From Part 1 and Part 2, I was beginning my beginner phase. In many ways, reality was about to hit me full in the face, often times literally, sometimes figuratively. I reached the point where most people would quit this “hobby” and move on to the more serious aspects of life. As an Asian kid growing up in the west, this very specific kind of pressure is not unusual. But I was stubborn and undisciplined, so that meant that I only gravitated towards what I loved to do. In college, that meant martial arts, with some breakdancing sprinkled into the cracks. Studies be damned, I was going to run around to get my fix in with the arts of punching, kicking, getting thrown, and getting bloody noses. This did not come without conflict though. At the start, I sincerely thought that I would not focus on martial arts anymore. I’m 18 now, time to refocus, clean slate in college, get a 4.0 GPA, go to a big grad school for… something. Make a huge impact behind a computer or get a big science award. It’s what I was meant to do right?
Martial arts was a boomerang, it always came back. Except now I was in a bigger pond with no leash. If I had to describe my college martial arts experience, it would be summarized by boxing, wushu, and capoeira.
Capoeira blew away my perceptions of martial arts in many ways. I had been aware of it since playing Tekken as a young kid, but doing it was indescribable. For the first time I realized that martial arts training did not have to be all serious and formalized. There did not have to be ritualized bowing, or rigid movement. Singing, dancing, playing instruments such as the berimbau were at the forefront of my brief experience in this beautiful yet combative art from Brazil by way of their history of slavery, shadows, and athletic competition.
After dabbling into this art, and being retrained in Wushu by someone who would become a fast friend, I was drawn to boxing. Who had inspired me? Muhammad Ali, like he had inspired so many others throughout the history of the world since his 22 year old self conquered the most coveted sports prize: the boxing heavyweight crown.
Following closely behind was Iron Mike Tyson, the smaller man who rendered giants unconscious with his blazing speed and unstoppable force.

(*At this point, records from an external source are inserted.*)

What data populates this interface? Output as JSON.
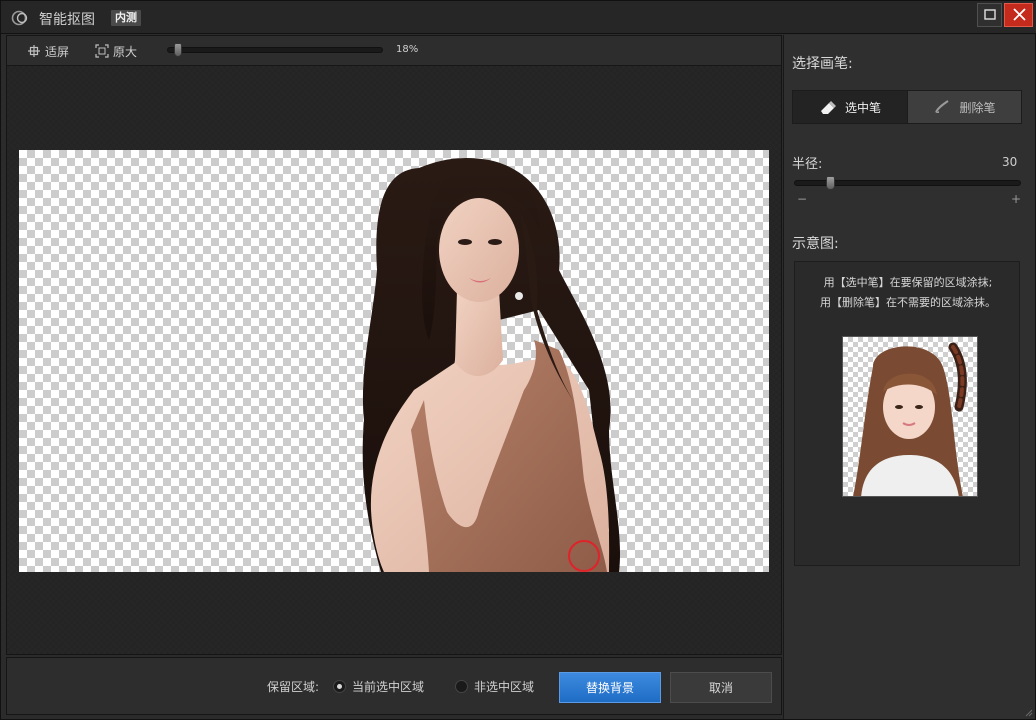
{
  "window": {
    "title": "智能抠图",
    "badge": "内测"
  },
  "toolbar": {
    "fit_label": "适屏",
    "original_label": "原大",
    "zoom_percent": 18,
    "zoom_text": "18%"
  },
  "canvas": {
    "checker_colors": [
      "#ffffff",
      "#cccccc"
    ],
    "brush_cursor_color": "#e0222a"
  },
  "bottom": {
    "keep_area_label": "保留区域:",
    "options": [
      {
        "label": "当前选中区域",
        "selected": true
      },
      {
        "label": "非选中区域",
        "selected": false
      }
    ],
    "replace_button": "替换背景",
    "cancel_button": "取消"
  },
  "panel": {
    "choose_pen_label": "选择画笔:",
    "pens": [
      {
        "label": "选中笔",
        "icon": "eraser-pen-icon",
        "active": true
      },
      {
        "label": "删除笔",
        "icon": "brush-delete-icon",
        "active": false
      }
    ],
    "radius_label": "半径:",
    "radius_value": "30",
    "minus": "−",
    "plus": "+",
    "demo_label": "示意图:",
    "demo_line1": "用【选中笔】在要保留的区域涂抹;",
    "demo_line2": "用【删除笔】在不需要的区域涂抹。"
  },
  "colors": {
    "accent": "#2a78d6",
    "close": "#c42b1c",
    "bg": "#2b2b2b"
  }
}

Something seemingly simple, boxing, often scorned by traditionalists and MMA enthusiasts alike, opened my mind and enhanced my spirit. It was my first real avenue to understanding the importance of countless repetition, and persevering through adrenaline dumps facing unknown adversity. In summary, it allowed me to quell my fear of being struck and helped me discover a personality facet that sought to give back what I was meant to receive. Like capoeira, it also introduced more elements of fluidity, rhythm, and timing, making practice more enjoyable at the same time, even as the safety stakes rose.
Every serious martial artist must go through at least one time period where their mettle is tested, and this was the first, and I would say it had the most impact, time period. This was also the first time period that I began to dissociate martial arts as something uniquely “Asian”, between capoeira and boxing. The reality mentioned earlier in this post often came in form a leather fist, and it would land on my face often. Martial arts would come more into a complete circle as time and experiences came and went.